Maintenance of free exercise rights among incarcerated people also reduces the chances of recidivism or repeat offenses, the office added.
“Freedom of religious expression doesn’t only exist outside of prison walls. Never again in California should someone be stripped of their religion while they are booked into a detention facility,” Cortese said in a statement.
“Regardless of whether you’re a Muslim person donning a hijab, a Jewish individual wearing a yarmulke, or a Sikh person wearing turban, you will keep your civil liberties and First Amendment rights even while serving time,” the senator added.
SB 309 establishes a uniform and officially documented policy applicable to both state and local correctional and detention facilities.

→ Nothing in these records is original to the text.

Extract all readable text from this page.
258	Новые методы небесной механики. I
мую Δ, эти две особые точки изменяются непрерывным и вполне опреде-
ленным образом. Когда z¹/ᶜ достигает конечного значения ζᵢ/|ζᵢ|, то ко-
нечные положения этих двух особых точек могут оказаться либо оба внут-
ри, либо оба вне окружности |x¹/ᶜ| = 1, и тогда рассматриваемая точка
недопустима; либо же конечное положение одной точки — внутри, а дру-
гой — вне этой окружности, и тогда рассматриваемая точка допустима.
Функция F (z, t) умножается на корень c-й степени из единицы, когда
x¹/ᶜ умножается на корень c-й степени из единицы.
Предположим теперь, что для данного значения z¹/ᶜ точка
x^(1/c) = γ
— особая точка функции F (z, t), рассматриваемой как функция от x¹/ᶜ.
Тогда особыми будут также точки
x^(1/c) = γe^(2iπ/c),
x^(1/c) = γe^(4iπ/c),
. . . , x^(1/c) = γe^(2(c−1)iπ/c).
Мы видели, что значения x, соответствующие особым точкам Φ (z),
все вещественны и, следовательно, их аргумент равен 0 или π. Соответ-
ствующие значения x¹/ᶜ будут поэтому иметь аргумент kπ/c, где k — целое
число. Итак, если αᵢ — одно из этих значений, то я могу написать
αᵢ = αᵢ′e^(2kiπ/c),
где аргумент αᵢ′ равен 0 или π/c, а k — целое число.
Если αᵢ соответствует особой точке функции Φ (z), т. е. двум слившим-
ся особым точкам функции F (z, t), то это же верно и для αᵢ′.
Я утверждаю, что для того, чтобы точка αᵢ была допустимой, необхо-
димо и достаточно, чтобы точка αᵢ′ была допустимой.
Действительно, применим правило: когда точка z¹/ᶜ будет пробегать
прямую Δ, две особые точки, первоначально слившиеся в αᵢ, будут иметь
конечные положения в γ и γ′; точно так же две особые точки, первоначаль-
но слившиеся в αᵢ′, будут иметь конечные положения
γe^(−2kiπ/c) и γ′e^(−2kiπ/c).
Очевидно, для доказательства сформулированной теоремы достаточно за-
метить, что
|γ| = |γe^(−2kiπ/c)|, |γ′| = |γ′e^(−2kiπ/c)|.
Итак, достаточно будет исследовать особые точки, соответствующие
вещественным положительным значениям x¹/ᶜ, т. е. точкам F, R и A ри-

The law ensures that individuals with religious affiliations can retain their personal religious attire or head coverings until they have the opportunity to purchase or access similar garments provided by the facility itself.
Moreover, the law mandates that detention facilities must permit individuals to maintain their hair or beards for religious reasons.
SB 309 is sponsored by the California chapter of the Council on American-Islamic Relations or CAIR-California and co-sponsored by the Tayba Foundation.
“Religious expression is not only a civil right — but an inherent, human right. Religious clothing, headwear, and grooming are not just parts of a person’s appearance, they are parts of a person’s identity and personhood,” said Nazeehah Khan, CAIR-California’s Policy and Government Affairs Manager, in a statement.
Khan also thanked Gov. Newsom and Sen. Cortese, as well as Assemblymembers Eloise Gomez Reyes and Ash Kalra for supporting the bill.